Jangan heran jika omongan Alisia yang tidak masuk filter mulutnya. Selalu ceplas-ceplos dan tidak berpikir terlebih dahulu. Emang muludnya minta di sekolahin.

"Beneran gue tembak sekarang ya? Lama-lama jadi nggak bener ya Lo. Gue minta ayah buat nikahin Lo tau rasa." Gaffi langsung menonyor kepala sang adik.

"Main Abang, ngopi aja di cafe. Yakali gue dugem, bisa-bisa gue dimutilasi sama Ayah."

"Gue buang Lo ke laut."

"Eh anak-anak Bunda pada ngapain? Tumben akur?" suara wanita paruh baya menginterupsi.

"Ya Allah Bunda, kita akur salah, kita berantem salah. Yang bener tuh gimana bunda ku sayang?" tanya Alisia sedikit mendrama.

"Tumben aja liat kalian akur gini. Eh Gaffi libur berapa lama, Nak?"

"Besok juga balik aku, Bund." Gaffi menjawab sambil mencubit pipi Alisia. Tentu saja Alisia langsung berteriak kesakitan.

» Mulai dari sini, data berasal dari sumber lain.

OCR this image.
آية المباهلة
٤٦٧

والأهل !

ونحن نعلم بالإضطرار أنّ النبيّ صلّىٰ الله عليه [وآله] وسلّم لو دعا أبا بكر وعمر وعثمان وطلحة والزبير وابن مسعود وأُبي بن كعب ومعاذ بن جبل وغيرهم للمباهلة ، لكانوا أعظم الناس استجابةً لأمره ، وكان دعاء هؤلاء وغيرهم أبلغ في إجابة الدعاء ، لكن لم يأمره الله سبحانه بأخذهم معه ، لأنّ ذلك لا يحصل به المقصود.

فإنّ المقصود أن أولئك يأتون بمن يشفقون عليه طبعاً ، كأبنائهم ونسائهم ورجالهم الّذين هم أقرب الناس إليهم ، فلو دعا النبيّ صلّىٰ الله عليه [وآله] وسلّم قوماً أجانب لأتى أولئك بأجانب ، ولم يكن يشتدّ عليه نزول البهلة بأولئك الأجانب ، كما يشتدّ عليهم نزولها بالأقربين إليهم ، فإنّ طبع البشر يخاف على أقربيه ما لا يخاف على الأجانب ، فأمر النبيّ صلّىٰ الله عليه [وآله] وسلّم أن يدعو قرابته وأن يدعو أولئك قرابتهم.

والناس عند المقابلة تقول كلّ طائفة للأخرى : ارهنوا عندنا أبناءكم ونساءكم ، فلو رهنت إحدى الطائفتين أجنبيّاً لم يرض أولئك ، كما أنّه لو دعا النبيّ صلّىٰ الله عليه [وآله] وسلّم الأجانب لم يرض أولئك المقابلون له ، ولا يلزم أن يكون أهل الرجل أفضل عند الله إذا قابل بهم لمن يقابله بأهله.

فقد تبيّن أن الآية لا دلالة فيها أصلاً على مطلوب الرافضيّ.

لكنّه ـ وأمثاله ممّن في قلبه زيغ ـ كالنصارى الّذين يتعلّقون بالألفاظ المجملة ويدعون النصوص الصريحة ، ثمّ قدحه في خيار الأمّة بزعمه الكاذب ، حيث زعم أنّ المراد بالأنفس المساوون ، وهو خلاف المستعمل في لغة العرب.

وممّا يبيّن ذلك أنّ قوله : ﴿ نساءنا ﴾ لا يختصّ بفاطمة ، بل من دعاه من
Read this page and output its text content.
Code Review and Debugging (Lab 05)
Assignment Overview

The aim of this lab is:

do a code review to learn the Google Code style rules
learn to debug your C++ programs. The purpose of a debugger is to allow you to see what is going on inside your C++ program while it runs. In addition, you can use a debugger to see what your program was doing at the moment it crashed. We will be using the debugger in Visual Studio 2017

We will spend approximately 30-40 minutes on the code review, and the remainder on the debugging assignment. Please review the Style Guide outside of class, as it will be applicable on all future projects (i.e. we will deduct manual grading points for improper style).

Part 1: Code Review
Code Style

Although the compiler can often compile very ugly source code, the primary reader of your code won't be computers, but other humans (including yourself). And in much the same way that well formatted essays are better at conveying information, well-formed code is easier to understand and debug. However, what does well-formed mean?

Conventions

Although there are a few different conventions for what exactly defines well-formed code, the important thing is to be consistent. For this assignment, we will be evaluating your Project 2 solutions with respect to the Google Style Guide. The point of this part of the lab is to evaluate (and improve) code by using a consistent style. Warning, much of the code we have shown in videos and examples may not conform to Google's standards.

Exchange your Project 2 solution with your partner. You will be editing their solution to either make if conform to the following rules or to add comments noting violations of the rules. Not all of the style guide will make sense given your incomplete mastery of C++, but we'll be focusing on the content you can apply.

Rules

"Tangannya minta dipotong?" tanya Alisia sarkas.

"Baru juga diomong akur, eh udah berantem lagi." Alma hanya geleng-geleng kepala melihat tingkah kedua anaknya. Sudah tidak heran jika mereka selalu saja berantem. Dari mereka kecil sudah pintar membuat darah tinggi Alma.

"Bunda masak apa?" tanya Gaffi.

"Masak sop ayam sama ikan goreng," jawab Alma sambil berjalan menuju ruang makan.

"Widihhh. Makan dulu yuk, Bang." Alisia menarik tangan Gaffi dengan kasar.

"Biasa aja kalo narik, ini tangan bukan benang," omel Gaffi.

"Stop!!! Kalian bisa gak sih diam nggak usah berantem. Kuping Bunda panas dengerin kalian," omel Alma sambil menjewer kuping keduanya.

Gaffi maupun Alisia meringis kesakitan dengan jeweran sang Bunda. Jeweran maut kalo kata Alisia. Alma memang tidak pernah memberikan hukuman kecuali jeweran. Karena Alma sudah pusing mendengar anak-anaknya bertengkar. Sebenarnya yang memancing keributan adalah anak perempuannya, siapa lagi kalau bukan Alisia. Hobi sekali menjahili Abangnya. Meskipun mereka berdua sudah sama-sama dewasa, sikap mereka jika bertemu akan membuat seisi rumah gempar.